The artist Sterling Ruby’s multifaceted practice encompasses sculpture, ceramics, installation, textiles, clothing, painting, collage, photography, and video. Featuring nearly 30 large- and moderately-scaled sculptures spanning his career, "Sterling Ruby: Sculpture" will be the first museum exhibition to survey the great variety of sculptural work of one the most significant contemporary artists working today.
From poured polyurethane works to monumental ceramic collages weighing hundreds of pounds to soft sculptures incorporating inexpensive fabrics that the artist often dyes himself, to Minimalist compositions of urethane and Formica, Ruby’s works cross traditional divisions between media and often straddle the line between high and low, fine art and craft, luxury goods and common necessities. Incorporating a range of modernist strategies to make expressive works of art with materials typically associated with utility and affordability, Ruby’s work addresses a range of issues—from societal to personal—and re-examines notions of beauty and value.

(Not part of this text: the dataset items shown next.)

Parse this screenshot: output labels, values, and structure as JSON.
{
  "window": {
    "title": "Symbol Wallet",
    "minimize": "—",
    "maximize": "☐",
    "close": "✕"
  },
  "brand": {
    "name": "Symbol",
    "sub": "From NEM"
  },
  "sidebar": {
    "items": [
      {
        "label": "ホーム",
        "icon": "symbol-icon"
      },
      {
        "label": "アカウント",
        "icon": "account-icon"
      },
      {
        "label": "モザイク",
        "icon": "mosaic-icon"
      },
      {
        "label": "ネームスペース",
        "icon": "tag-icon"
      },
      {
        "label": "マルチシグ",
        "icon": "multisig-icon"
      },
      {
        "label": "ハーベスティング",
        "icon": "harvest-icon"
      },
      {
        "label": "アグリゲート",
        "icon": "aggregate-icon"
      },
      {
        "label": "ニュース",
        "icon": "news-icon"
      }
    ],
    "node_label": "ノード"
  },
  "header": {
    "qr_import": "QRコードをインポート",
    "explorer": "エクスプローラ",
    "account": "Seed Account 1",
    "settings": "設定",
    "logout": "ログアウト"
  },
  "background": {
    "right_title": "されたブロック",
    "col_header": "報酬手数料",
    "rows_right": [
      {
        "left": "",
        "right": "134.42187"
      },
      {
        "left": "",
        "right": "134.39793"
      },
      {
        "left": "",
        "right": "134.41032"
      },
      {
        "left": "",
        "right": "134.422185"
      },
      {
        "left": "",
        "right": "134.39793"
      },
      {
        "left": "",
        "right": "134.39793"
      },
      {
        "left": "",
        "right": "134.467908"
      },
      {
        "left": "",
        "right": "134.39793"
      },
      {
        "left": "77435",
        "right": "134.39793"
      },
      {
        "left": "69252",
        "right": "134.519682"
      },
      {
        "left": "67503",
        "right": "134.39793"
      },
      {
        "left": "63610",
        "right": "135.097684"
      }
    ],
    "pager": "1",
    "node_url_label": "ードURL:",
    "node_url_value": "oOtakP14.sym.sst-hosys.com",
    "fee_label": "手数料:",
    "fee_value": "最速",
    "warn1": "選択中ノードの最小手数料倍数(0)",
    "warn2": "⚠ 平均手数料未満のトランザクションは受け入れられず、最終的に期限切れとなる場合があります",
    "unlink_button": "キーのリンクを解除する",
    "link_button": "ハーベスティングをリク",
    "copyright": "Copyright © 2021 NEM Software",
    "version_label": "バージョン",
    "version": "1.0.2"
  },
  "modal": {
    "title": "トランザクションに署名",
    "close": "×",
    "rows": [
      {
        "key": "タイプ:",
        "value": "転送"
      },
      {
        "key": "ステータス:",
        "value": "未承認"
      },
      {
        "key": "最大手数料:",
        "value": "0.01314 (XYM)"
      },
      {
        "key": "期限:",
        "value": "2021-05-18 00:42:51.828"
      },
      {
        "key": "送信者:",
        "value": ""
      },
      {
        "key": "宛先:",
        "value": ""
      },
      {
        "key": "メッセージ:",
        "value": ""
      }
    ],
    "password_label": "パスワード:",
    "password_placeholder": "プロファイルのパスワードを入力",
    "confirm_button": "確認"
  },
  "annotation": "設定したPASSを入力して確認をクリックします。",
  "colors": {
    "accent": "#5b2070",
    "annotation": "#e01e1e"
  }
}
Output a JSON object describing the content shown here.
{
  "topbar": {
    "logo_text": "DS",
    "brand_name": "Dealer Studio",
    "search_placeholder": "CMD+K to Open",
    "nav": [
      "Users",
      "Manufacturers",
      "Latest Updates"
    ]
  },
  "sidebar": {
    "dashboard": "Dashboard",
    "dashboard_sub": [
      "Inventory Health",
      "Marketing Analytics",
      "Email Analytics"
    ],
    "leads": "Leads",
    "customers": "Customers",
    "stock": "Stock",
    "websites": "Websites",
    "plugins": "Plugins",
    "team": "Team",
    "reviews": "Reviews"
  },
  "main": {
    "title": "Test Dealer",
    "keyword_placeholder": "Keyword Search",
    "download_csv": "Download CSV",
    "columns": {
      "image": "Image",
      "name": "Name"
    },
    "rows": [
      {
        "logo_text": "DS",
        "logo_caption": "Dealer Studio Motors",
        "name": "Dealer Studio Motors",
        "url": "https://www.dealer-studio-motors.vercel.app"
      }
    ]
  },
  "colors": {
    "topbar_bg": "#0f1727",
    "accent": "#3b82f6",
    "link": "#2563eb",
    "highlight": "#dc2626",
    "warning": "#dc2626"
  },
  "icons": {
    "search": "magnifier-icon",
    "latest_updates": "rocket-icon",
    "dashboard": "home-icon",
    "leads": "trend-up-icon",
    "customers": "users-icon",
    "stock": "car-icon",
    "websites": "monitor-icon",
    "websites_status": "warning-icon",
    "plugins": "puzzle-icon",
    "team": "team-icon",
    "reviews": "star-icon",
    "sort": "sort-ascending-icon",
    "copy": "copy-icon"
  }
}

Ruby’s expansive practice offers a reassessment, critique, and reinvention of a variety of modernist strategies. The works appear to test the persistence of Modernism’s utopian idealism in the face of harsh contemporary realities like poverty, violence, and urban decay. Ruby’s ACTS series of Formica and dyed urethane blocks reconsiders the conceptual and aesthetic purity of Minimalism with materials that suggest a run-down domestic interior, often inscribed with obscure words and acronyms reminiscent of graffiti. The SCALES, mobiles balancing abstract painted forms and found objects, challenge the whimsy and buoyancy of Calder’s invention with the random detritus of contemporary life. Fabric and fiberfill sculptures maintain the approachability of Claes Oldenburg soft sculptures while suggesting darker readings. With a practice that encompasses such a variety of sculptural modes—some closely associated with fine art (welded steel, cast bronze, found object construction, architectonic compositions) and others still traditionally related to craft (ceramics, fiber arts, clothing)—Ruby offers a singular exemplar in his engagement of the expanded field.
Organized by the Nasher Sculpture Center, Sterling Ruby: Sculpture will be accompanied by a lavishly illustrated catalogue featuring a new essay on Ruby’s work by Nasher Chief Curator, and curator of the exhibition, Jed Morse.